For four nights he danced to the sound of drums, gliding through the steps of the Snake Dance before the admiring gazes of the young merchant’s family and guests. On the third night he was given more clothes and adornments: a feather-bordered jacket, colored blue, black and red and decorated with skulls and bones, a feather headdress, dyed turquoise with white pendants, obsidian sandals, brightly painted wooden earplugs, falcon wings of paper. These were sacred, and the man who wore them must have felt himself changed, a step further along the road toward his death and transfiguration.

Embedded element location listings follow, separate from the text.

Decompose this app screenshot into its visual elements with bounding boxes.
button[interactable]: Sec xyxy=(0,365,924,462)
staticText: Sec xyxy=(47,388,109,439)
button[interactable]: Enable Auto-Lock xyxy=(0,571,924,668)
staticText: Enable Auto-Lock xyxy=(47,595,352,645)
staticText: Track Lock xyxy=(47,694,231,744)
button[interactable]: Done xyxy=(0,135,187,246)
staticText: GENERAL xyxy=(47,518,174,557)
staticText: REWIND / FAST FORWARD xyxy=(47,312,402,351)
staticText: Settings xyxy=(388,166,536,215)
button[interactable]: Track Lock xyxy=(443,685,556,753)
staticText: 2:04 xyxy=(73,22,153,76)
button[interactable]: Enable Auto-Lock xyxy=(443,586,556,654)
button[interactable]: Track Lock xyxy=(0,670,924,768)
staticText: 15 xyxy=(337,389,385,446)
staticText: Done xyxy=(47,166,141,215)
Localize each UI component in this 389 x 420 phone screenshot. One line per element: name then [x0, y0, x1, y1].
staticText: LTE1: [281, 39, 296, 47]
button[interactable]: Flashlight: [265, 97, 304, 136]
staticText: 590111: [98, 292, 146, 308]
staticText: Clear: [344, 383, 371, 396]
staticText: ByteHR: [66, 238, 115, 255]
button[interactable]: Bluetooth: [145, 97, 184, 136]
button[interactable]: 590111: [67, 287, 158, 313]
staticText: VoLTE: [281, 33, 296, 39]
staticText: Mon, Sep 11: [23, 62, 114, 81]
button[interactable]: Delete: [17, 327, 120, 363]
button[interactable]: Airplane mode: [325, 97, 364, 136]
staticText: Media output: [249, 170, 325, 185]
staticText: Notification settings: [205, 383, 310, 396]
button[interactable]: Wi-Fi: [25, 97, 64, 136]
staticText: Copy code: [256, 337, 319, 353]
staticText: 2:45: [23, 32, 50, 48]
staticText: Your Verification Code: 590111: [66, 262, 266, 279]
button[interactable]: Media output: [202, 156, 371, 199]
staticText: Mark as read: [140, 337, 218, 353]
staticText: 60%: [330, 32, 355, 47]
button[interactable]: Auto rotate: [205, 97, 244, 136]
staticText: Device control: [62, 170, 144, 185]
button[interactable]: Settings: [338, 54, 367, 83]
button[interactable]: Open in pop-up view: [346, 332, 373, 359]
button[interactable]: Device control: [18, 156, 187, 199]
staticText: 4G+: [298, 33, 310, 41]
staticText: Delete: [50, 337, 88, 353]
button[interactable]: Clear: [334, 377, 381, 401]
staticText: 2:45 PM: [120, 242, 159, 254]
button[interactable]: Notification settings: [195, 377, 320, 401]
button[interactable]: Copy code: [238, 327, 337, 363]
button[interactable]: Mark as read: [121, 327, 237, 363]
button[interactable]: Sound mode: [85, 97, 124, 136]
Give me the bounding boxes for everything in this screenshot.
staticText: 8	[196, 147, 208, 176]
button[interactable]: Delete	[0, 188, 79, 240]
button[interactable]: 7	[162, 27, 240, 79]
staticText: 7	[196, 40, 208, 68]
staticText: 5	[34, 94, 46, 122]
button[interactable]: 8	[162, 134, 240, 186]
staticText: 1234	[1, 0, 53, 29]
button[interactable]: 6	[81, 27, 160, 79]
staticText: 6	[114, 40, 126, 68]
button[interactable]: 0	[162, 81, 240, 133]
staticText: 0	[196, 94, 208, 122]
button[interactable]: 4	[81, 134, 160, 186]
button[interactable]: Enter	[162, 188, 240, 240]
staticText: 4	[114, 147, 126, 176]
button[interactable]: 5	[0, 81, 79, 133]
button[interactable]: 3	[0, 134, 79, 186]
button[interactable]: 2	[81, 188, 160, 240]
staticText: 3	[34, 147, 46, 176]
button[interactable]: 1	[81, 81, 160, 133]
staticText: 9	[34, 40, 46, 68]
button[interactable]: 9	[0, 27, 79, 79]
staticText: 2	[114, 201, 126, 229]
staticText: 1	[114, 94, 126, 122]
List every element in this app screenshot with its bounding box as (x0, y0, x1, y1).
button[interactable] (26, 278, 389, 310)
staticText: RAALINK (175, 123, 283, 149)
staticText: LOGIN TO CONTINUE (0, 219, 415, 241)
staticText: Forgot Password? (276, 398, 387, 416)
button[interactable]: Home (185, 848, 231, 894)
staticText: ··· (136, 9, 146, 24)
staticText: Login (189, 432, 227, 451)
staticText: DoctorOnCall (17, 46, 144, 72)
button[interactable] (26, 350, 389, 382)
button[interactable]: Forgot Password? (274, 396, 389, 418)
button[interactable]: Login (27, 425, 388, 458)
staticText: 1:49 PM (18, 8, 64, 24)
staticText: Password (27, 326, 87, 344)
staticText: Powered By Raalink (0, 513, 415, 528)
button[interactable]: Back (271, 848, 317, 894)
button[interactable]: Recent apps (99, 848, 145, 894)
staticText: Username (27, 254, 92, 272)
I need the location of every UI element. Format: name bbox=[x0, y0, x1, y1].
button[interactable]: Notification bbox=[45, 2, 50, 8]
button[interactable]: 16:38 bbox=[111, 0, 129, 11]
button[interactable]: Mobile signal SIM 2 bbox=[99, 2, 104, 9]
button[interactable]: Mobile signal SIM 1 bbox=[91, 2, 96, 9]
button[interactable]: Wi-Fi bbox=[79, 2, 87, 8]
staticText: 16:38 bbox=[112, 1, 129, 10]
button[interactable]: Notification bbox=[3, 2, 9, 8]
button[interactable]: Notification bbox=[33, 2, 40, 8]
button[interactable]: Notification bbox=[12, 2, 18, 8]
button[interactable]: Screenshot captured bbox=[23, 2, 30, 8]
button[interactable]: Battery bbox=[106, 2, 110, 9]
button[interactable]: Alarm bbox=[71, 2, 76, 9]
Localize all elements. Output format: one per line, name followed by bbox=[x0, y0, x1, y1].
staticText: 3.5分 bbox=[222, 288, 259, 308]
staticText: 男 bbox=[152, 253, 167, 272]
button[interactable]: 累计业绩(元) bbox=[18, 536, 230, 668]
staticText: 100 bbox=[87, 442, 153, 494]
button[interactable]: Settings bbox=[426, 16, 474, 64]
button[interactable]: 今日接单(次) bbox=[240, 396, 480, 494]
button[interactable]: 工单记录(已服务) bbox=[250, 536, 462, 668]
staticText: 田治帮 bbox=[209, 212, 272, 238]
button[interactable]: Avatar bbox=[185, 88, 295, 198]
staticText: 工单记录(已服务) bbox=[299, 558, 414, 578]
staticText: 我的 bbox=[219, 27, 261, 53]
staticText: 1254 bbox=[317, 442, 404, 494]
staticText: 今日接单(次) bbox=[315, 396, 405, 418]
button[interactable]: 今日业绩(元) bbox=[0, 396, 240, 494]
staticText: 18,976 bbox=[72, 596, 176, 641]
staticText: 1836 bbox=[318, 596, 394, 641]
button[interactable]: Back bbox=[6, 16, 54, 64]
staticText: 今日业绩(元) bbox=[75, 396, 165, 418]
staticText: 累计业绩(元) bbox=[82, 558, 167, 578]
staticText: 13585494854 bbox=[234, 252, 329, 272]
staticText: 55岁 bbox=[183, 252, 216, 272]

On that third night, also, he met his companions on that road-the escorts hired to stop him running away at the last moment, the priest who would supervise his vigil during his last night on Earth and his bather, the grotesquely motherly old woman who would tenderly wash his face, cosset him and speak soothingly to him and be with him constantly until he died.

On the fourth night he was taken to the merchant’s parish temple. He was made to drink sacred wine, laced with sacred mushrooms-what we called obsidian wine. Drunk, he staggered through one last dance until midnight. Then they cut off his hair.

How you wore your hair mattered in Mexico. Along with your clothes, it was the measure of who you were and what you had done. Tangled hair, matted with sacrificial blood, was the mark of a priest. Commoners and merchants wore their hair loose. An unblooded youth, who had yet to take a captive in war, had a big tuft of hair on the back of his head, which was shaved-all but for a single lock on the right side-when he took part in his first capture; and the lastlock was taken when he took his first enemy warrior unaided. After that his hairstyle revealed his achievements in war, and a stranger could see what a man had done just by looking at his head. A tonsure meant he had never taken a captive unaided, while a mass of hair, piled on top of his head in the style we called “stone pillar,” meant he had taken at least two. Our mightiest and most feared warriors, the Shorn Ones, wore their hair in a stiff crest on one side only.